Morata: "A Como mi sento a casa. Zero gol? Non penso solo a segnare"

“Sono davvero felice, orgoglioso. Mi sento a casa”. Alvaro Morata racconta così la sua avventura al Como, nel corso di un’intervista rilasciata ai canali ufficiali del club lombardo: “Da quando ho firmato con il Como, tutti mi hanno accolto al meglio, con un messaggio o con un gesto. È come far parte di una grande famiglia e sono fiero di esserci”.
L’attaccante, ex di Juventus e Milan, è ancora a secco in questo campionato, ma non sembra un problema: “Non penso soltanto a segnare. Voglio lavorare con la squadra per raggiungere obiettivi comuni. Non sono il tipo che immagina traguardi da solo, perché il calcio è uno sport di gruppo. Voglio condividere gioie e fatiche con i miei compagni. Non vedo l’ora di indossare questa bellissima maglia e vivere insieme battaglie e momenti importanti”.
Con Cesc Fabregas, Morata è allenato da un suo ex compagno di squadra. Un profilo molto lontano da altri grandi tecnici avuti in carriera: “Ho lavorato con tanti, tra i migliori al mondo, e ognuno mi ha lasciato qualcosa. Simeone mi ha dato motivazione, Conte mi ha insegnato la tattica. Sono contento anche perché il nostro allenatore qui ha collaborato con i più grandi. Ha un carattere forte e spero che questa stagione possa regalarci soddisfazioni”.
Nella chiacchierata, lo spagnolo ha raccontato come ha scelto di accettare la corte del Como: “Quando ho ricevuto la chiamata ho detto subito che era un progetto incredibile. Lo scorso anno ci ho giocato contro e abbiamo sofferto tanto. Ho visto con i miei occhi che il Como sta diventando un grande club, con ambizioni e strutture importanti. È un progetto serio, con un grande allenatore: per me una grande opportunità. Non ho dovuto pensarci troppo. Cesc è una leggenda, con enorme esperienza, e ho seguito sia la testa sia il cuore”.
Tante le tappe della sua carriera: “Sono stato fortunato, tutte le mie destinazioni mi hanno dato molto. A Londra ho imparato a essere forte come uomo, e questa è la cosa più importante della vita: il calcio non è tutto.
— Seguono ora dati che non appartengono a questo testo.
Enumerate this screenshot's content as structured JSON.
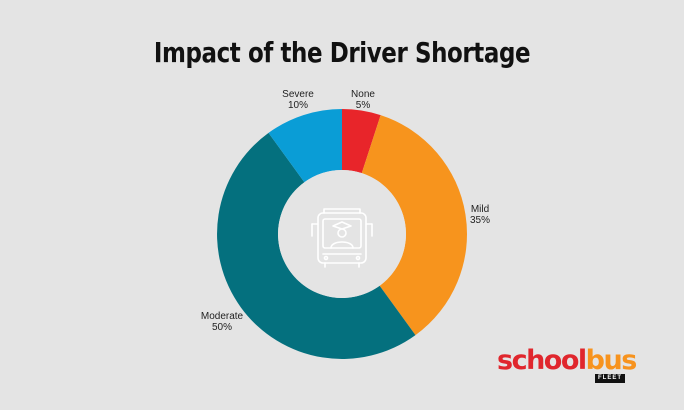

Ogni Paese mi ha insegnato qualcosa, anche a livello culturale. I miei genitori mi hanno dato un’educazione straordinaria. Mio padre, quando ho iniziato a giocare accanto ai grandi campioni, mi disse di osservare, analizzare e tacere. Solo lavorare. La parte mentale conta tanto: nel calcio c’è pressione, e nelle accademie non insegnano a gestirla. Non è follia chiedere aiuto a uno specialista: se andiamo in palestra per il corpo, possiamo farlo anche per la mente”.
Difficile scegliere il trofeo più prezioso: “La medaglia più importante è sempre l’ultima, perché non sai mai se sarà l’ultima volta. Certo, l’Europeo o la Champions hanno un valore speciale, ma anche la Coppa di Turchia mi ha reso l’uomo più felice del mondo: ogni titolo richiede sacrificio”.
Quanto al numero di maglia: “Il sette è speciale. Devo ringraziare Lucas (Da Cunha, ndr) perché lo voleva anche lui, ma me lo ha lasciato. Lo rispetto per questo. È il numero che indosso con la Spagna e che amo da bambino. Darò il duecento per cento per rendere orgogliosi squadra e tifosi”.